Another important benefit is the education of inexperienced personnel to gain process understanding. One of the features of the fault detection screen within BA is to prioritize parameters that are contributing to a fault:
The small green band at the bottom of the screen is the normalized range of the two fault parameters, T2 and Q. A fault in this range (0 to 1) is statistically insignificant. The larger the fault peak (the large blue T2 peak is around 55), the more statistically significant the fault is. By selecting the user-friendly parameter names on the left, response plots of actual versus modeled are displayed:
The black lines above are the actual parameter response, while the dashed and dotted blue lines are the expected, modeled response. For instance, you can see that M1 Level didn’t increase as much as the model thought it should have and the Salt Bin Level didn’t drop as much as the model predicted it should have.
But you don’t have to have a fault to monitor actual versus modeled trajectories.

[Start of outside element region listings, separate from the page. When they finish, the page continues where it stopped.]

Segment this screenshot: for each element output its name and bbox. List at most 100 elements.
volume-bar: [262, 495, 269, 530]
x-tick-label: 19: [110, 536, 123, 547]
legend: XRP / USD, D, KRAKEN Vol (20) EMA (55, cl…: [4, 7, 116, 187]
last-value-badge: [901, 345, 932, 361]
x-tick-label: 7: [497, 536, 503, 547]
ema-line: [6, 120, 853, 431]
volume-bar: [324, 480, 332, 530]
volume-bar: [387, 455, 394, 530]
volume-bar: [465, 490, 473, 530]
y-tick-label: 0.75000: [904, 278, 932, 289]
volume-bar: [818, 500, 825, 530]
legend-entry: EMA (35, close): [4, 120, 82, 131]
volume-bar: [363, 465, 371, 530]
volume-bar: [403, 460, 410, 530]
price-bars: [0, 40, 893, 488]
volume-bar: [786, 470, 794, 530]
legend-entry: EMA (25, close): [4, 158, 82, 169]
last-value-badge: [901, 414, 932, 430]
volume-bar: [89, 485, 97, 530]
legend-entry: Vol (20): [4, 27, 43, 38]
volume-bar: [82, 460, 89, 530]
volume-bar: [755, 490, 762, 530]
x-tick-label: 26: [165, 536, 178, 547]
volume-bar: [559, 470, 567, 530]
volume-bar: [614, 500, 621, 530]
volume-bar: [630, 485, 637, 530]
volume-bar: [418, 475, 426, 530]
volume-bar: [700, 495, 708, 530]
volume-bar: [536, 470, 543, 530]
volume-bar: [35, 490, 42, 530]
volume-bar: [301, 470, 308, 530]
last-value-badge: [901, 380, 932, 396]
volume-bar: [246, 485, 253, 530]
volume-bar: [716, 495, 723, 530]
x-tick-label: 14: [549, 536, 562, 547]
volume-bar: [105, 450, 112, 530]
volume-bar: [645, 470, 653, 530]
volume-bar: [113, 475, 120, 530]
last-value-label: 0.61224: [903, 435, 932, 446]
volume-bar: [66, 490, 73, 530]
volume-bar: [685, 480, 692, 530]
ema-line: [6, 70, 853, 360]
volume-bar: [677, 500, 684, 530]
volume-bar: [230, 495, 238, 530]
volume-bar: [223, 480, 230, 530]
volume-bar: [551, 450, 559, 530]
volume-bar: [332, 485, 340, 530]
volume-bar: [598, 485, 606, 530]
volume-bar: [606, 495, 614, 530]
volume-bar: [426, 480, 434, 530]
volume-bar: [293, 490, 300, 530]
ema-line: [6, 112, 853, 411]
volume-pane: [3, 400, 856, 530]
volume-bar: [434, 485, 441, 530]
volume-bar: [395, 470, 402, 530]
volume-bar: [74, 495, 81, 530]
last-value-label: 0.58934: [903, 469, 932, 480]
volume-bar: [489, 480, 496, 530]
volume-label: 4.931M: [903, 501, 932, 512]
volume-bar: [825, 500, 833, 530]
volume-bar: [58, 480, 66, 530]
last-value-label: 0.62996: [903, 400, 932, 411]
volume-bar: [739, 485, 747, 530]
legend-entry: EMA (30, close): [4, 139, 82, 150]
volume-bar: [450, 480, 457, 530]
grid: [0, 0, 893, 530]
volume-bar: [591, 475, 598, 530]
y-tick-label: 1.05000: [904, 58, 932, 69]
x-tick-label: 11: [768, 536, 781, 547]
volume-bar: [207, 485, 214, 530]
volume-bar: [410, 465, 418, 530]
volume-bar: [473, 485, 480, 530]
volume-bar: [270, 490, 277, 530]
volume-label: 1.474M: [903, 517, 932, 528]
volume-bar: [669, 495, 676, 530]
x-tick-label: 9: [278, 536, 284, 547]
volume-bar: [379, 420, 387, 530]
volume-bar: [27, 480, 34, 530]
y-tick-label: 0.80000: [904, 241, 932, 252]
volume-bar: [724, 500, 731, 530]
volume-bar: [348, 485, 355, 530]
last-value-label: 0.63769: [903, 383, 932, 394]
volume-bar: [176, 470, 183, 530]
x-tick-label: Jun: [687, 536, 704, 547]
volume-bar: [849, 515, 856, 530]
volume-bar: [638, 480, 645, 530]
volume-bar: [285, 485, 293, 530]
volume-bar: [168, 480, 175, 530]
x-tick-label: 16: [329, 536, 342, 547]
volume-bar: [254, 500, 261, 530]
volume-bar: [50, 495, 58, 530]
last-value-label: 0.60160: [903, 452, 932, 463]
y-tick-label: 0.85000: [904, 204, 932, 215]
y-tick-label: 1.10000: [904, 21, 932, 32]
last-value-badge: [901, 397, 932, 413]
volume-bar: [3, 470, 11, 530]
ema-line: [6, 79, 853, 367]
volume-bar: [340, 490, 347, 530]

Here’s a fault detection screen from a normal batch:
You’ll notice that while some of the peaks exceed the normalized 0 to 1 range, the largest fault is less than 2.5, compared to the 55 on the previous example. My point is you can still see the parameters on the left hand side and can plot out their actual versus modeled response:
Notice that the mixer and salt bin levels followed the predicted, modeled response. This can provide a great tool for training operations personnel to understand what “normal” is to be better prepared for process upsets and faults.